Members Club

Members Club poster

It looks like the end of a bumpy road for the “fifth best male stripper group in Essex,” Wet Dreams having narrowly escaped having the police called on them after dyslexic manager “Double Dip” Deano booked the middle-aged dancers for a 12th birthday party celebration rather than a 21st, Alan suggesting he take the reins and against the odds getting them booked into a rural club for a hefty cash sum.

Hatfield Peverel a modest village where the only thing of note is historical, “the home of the Essex Witch trials,” specifically the execution of Agnes Whitewood in 1576, Alan, Neil, Ratboy and Carly are driven to the venue by Deano where they are greeted by Joanne who explains that once the doors are closed none of them can leave and that the client is very particular in the robes and masks they must wear for their unusual performance.

Members Club;

Written and directed by Marc Coleman, Members Club is a British horror comedy which principally acts as a reunion of sorts of the cast of his debut, Manfish, starring Dean Kilbey, Perry Benson, Mark Monero and David Alexander as the members of Wet Dreams, Liam Noble as Deano, demoted to driver, Juliet Cowan as Joanne and Emma Stannard as high priestess of the coven Christine.

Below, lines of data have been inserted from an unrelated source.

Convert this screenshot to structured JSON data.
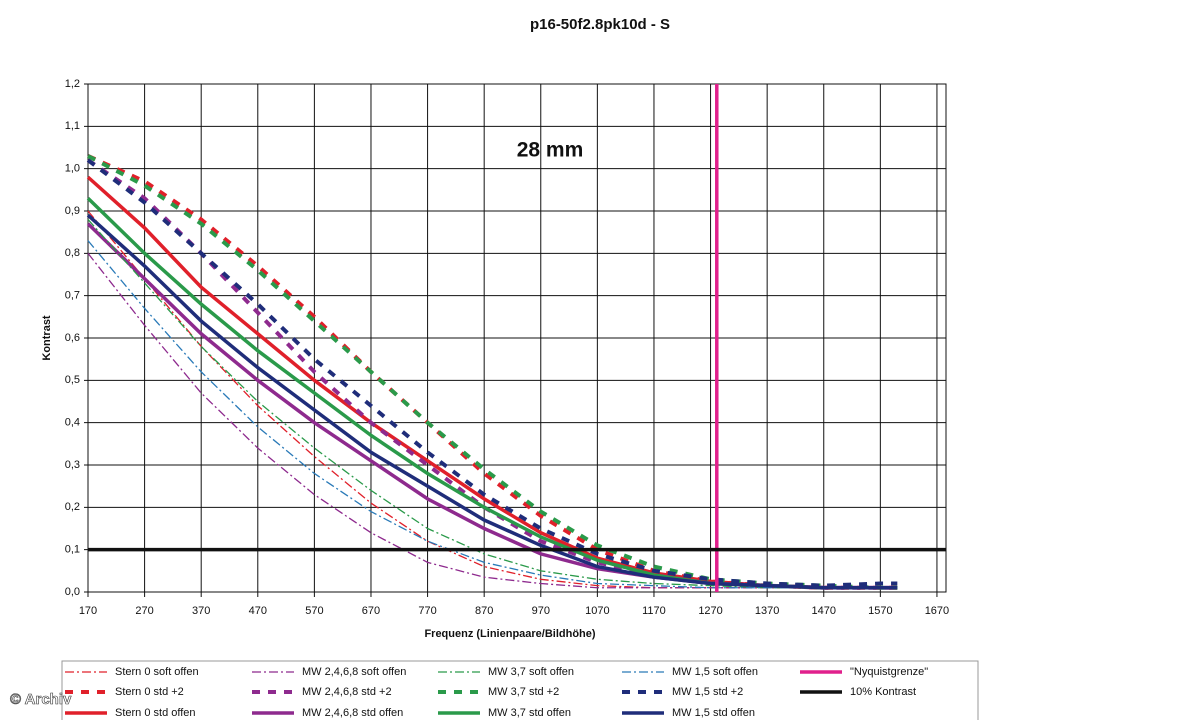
{
  "chart_data": {
    "type": "line",
    "title": "p16-50f2.8pk10d - S",
    "annotation": "28 mm",
    "x_label": "Frequenz (Linienpaare/Bildhöhe)",
    "y_label": "Kontrast",
    "watermark": "© Archiv",
    "grid": true,
    "xlim": [
      170,
      1686
    ],
    "xticks": [
      170,
      270,
      370,
      470,
      570,
      670,
      770,
      870,
      970,
      1070,
      1170,
      1270,
      1370,
      1470,
      1570,
      1670
    ],
    "ylim": [
      0,
      1.2
    ],
    "yticks": [
      {
        "value": 0,
        "label": "0,0"
      },
      {
        "value": 0.1,
        "label": "0,1"
      },
      {
        "value": 0.2,
        "label": "0,2"
      },
      {
        "value": 0.3,
        "label": "0,3"
      },
      {
        "value": 0.4,
        "label": "0,4"
      },
      {
        "value": 0.5,
        "label": "0,5"
      },
      {
        "value": 0.6,
        "label": "0,6"
      },
      {
        "value": 0.7,
        "label": "0,7"
      },
      {
        "value": 0.8,
        "label": "0,8"
      },
      {
        "value": 0.9,
        "label": "0,9"
      },
      {
        "value": 1.0,
        "label": "1,0"
      },
      {
        "value": 1.1,
        "label": "1,1"
      },
      {
        "value": 1.2,
        "label": "1,2"
      }
    ],
    "x": [
      170,
      270,
      370,
      470,
      570,
      670,
      770,
      870,
      970,
      1070,
      1170,
      1270,
      1370,
      1470,
      1570,
      1600
    ],
    "series": [
      {
        "name": "Stern 0 soft offen",
        "color": "#e0202a",
        "style": "dashdot",
        "values": [
          0.9,
          0.74,
          0.58,
          0.44,
          0.32,
          0.21,
          0.12,
          0.06,
          0.03,
          0.015,
          0.01,
          0.01,
          0.01,
          0.01,
          0.01,
          0.01
        ]
      },
      {
        "name": "Stern 0 std +2",
        "color": "#e0202a",
        "style": "dash",
        "values": [
          1.03,
          0.97,
          0.88,
          0.77,
          0.65,
          0.52,
          0.4,
          0.28,
          0.18,
          0.1,
          0.05,
          0.025,
          0.015,
          0.01,
          0.01,
          0.01
        ]
      },
      {
        "name": "Stern 0 std offen",
        "color": "#e0202a",
        "style": "solid",
        "values": [
          0.98,
          0.86,
          0.72,
          0.61,
          0.5,
          0.4,
          0.31,
          0.22,
          0.14,
          0.08,
          0.045,
          0.025,
          0.015,
          0.01,
          0.01,
          0.01
        ]
      },
      {
        "name": "MW 2,4,6,8 soft offen",
        "color": "#8e2a8e",
        "style": "dashdot",
        "values": [
          0.8,
          0.63,
          0.47,
          0.34,
          0.23,
          0.14,
          0.07,
          0.035,
          0.02,
          0.01,
          0.01,
          0.01,
          0.01,
          0.01,
          0.01,
          0.01
        ]
      },
      {
        "name": "MW 2,4,6,8 std +2",
        "color": "#8e2a8e",
        "style": "dash",
        "values": [
          1.02,
          0.93,
          0.8,
          0.66,
          0.52,
          0.4,
          0.3,
          0.2,
          0.12,
          0.07,
          0.04,
          0.02,
          0.015,
          0.01,
          0.01,
          0.01
        ]
      },
      {
        "name": "MW 2,4,6,8 std offen",
        "color": "#8e2a8e",
        "style": "solid",
        "values": [
          0.87,
          0.74,
          0.61,
          0.5,
          0.4,
          0.31,
          0.22,
          0.15,
          0.09,
          0.055,
          0.035,
          0.02,
          0.015,
          0.01,
          0.01,
          0.01
        ]
      },
      {
        "name": "MW 3,7 soft offen",
        "color": "#2a9a4a",
        "style": "dashdot",
        "values": [
          0.88,
          0.73,
          0.58,
          0.45,
          0.34,
          0.24,
          0.15,
          0.09,
          0.05,
          0.03,
          0.02,
          0.015,
          0.01,
          0.01,
          0.01,
          0.01
        ]
      },
      {
        "name": "MW 3,7 std +2",
        "color": "#2a9a4a",
        "style": "dash",
        "values": [
          1.03,
          0.96,
          0.87,
          0.76,
          0.64,
          0.52,
          0.4,
          0.29,
          0.19,
          0.11,
          0.06,
          0.03,
          0.02,
          0.015,
          0.01,
          0.01
        ]
      },
      {
        "name": "MW 3,7 std offen",
        "color": "#2a9a4a",
        "style": "solid",
        "values": [
          0.93,
          0.8,
          0.68,
          0.57,
          0.47,
          0.37,
          0.28,
          0.2,
          0.13,
          0.075,
          0.04,
          0.02,
          0.015,
          0.01,
          0.01,
          0.01
        ]
      },
      {
        "name": "MW 1,5 soft offen",
        "color": "#2a7ab8",
        "style": "dashdot",
        "values": [
          0.83,
          0.67,
          0.52,
          0.39,
          0.28,
          0.19,
          0.12,
          0.07,
          0.04,
          0.02,
          0.015,
          0.01,
          0.01,
          0.01,
          0.01,
          0.01
        ]
      },
      {
        "name": "MW 1,5 std +2",
        "color": "#1f2d7a",
        "style": "dash",
        "values": [
          1.02,
          0.92,
          0.8,
          0.68,
          0.55,
          0.44,
          0.33,
          0.23,
          0.15,
          0.09,
          0.05,
          0.03,
          0.02,
          0.015,
          0.02,
          0.02
        ]
      },
      {
        "name": "MW 1,5 std offen",
        "color": "#1f2d7a",
        "style": "solid",
        "values": [
          0.89,
          0.77,
          0.64,
          0.53,
          0.43,
          0.33,
          0.25,
          0.17,
          0.11,
          0.06,
          0.035,
          0.02,
          0.015,
          0.01,
          0.01,
          0.01
        ]
      }
    ],
    "reference_lines": [
      {
        "name": "\"Nyquistgrenze\"",
        "color": "#e0208c",
        "orientation": "vertical",
        "value": 1281
      },
      {
        "name": "10% Kontrast",
        "color": "#111111",
        "orientation": "horizontal",
        "value": 0.1
      }
    ]
  }
}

Supported by Barbara Smith and Jade Johnson as Alan’s daughter Daisy and her best friend Trish and Steve Oram as doorman Blind Brian, the laughs are scarce but occasionally land, the quartet ill-suited in temperament or ability to act as erotic entertainers, the outcome more embarrassing than hilarious, but fortunately for them their incompetence is matched by the witches who intend to sacrifice them.

Members Club;

Joanne having made her ritual mask from Twiglets rather branches as it was all she had to hand, the jokes are flat and the cast are to be applauded for doing their best with the script which drags over ninety minutes as one extended scene where urgency is never on the agenda, pausing frequently for Alan to consider his failures and limitations as a parent, any sense the troupe are supposedly in mortal danger forgotten.

More Doghouse than Dog Soldiers, with each of the characters spending more time feeling sorry for themselves than taking the fight to the resurrected witch, the promised “pilgrimage of revenge” against those who represent the persecutors of Old Mother Whitewood is trapped in a pattern as inescapable as the locked premises, repeatedly falling back on the same tired dance routine, the Members Club perhaps exclusive but not necessarily enticing.